Which Is Best For Me?

Ok, so what did I decide, traditional or Roth? Well, I chose a combination of the two. I decided to go with a 70% traditional, 30% Roth split. Why? As we’ve discussed, traditional 401(k) contributions are pre-tax and Roth 401(k) contributions are post tax. When you’re eligible to withdraw funds from your 401(k), with a traditional plan, you’ll be required to pay taxes on any gains (any increases in the investment values) at your tax rate at the time of withdrawal. With a Roth 401(k), since the contributions are made with after-tax money, the withdrawals, including the gains, are tax free. The exception to this is any employer matching funds. Those are considered pre-tax so you’ll still have to pay taxes on that part of any withdrawals, even though it’s a Roth 401(k). But, that was free money anyway so…

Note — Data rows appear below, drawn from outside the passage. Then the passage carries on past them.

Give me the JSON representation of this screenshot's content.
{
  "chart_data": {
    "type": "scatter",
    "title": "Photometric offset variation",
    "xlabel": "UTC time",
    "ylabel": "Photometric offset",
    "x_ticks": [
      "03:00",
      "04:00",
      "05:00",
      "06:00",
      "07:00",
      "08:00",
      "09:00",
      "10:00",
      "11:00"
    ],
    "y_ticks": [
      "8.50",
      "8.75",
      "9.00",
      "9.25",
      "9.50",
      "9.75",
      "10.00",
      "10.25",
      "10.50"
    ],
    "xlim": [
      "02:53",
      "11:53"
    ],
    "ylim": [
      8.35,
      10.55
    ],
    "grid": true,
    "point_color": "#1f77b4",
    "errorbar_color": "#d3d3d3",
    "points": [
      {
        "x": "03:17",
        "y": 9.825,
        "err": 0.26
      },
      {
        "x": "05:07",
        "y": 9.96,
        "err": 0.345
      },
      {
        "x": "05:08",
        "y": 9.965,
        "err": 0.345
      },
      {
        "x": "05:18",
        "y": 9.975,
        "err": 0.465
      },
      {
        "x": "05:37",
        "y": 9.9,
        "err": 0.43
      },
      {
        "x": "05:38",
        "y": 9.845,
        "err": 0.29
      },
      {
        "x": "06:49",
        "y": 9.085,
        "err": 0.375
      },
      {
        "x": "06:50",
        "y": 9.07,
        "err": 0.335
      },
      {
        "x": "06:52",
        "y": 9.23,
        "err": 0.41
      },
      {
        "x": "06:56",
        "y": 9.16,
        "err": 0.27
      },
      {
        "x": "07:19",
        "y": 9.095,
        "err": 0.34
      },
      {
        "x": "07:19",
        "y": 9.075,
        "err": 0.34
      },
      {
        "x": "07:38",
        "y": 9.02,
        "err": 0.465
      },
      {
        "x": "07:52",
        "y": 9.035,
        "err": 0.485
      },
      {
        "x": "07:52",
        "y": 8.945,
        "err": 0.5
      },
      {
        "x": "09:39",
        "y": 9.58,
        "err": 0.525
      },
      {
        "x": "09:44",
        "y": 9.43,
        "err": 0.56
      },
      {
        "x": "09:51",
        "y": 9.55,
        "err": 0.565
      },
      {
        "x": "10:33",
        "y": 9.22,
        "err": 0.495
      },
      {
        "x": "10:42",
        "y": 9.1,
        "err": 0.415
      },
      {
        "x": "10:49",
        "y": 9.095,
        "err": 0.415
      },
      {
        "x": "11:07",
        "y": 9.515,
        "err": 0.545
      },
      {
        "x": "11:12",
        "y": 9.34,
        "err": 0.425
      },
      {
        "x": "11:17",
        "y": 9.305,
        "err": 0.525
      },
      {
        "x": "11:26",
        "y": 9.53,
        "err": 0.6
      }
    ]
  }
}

I chose to do the split for a couple of reasons.

  • I like to diversify. I never want to put all my eggs in one basket and this applies to tax strategy as well. I don’t know how my retirement tax bracket will compare to my current tax bracket so I’m basically hedging my bet.

  • Since I’m “playing catchup” on contributions this year, I chose to do more pre-tax contributions to help lessen the impact on my take home pay.

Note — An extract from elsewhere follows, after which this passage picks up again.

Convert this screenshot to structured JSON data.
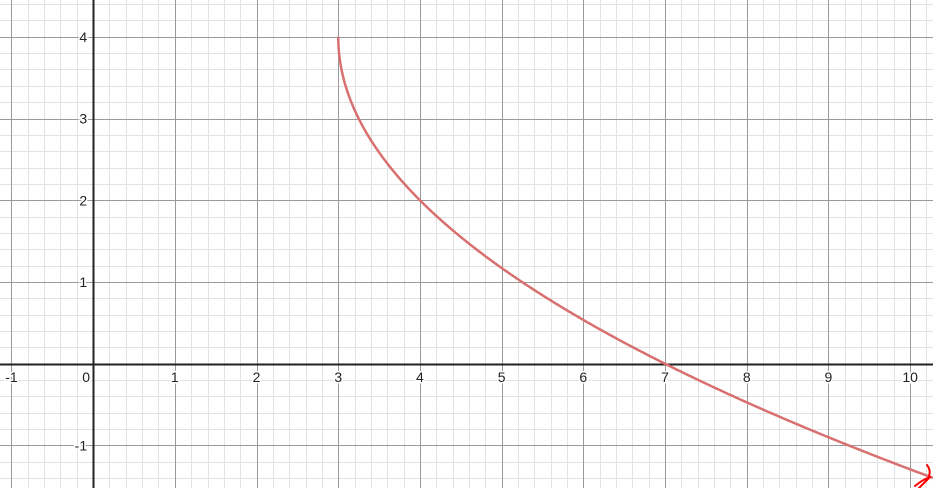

It’s all going to depend on your personal tax bracket and exemptions, but for example, a $500 pre-tax (traditional 401(k)) contribution won’t actually lower my take home pay by $500, it will be less than that because I’m effectively being taxed on my salary minus that $500. On the other hand, if I contribute $500 post-tax (Roth 401(k)), it lowers my take home pay by at least $500 because I’m contributing the $500 and I’m being taxed on the $500. BUT (HUGE “BUT”), I won’t pay taxes on the withdrawal from the Roth 401(k) when I retire. So, one approach is not always better than the other. In short, there’s no avoiding paying taxes, it’s just when you want to pay them. In my case, this is the option that works for me right now.

As I’ll continue to say, personal finance is personal. I’m simply sharing my experience. I encourage you to consult a financial advisor and/or tax professional to make sure you’re doing what works best for you and your specific situation. Care to share? I’d love to hear your stories.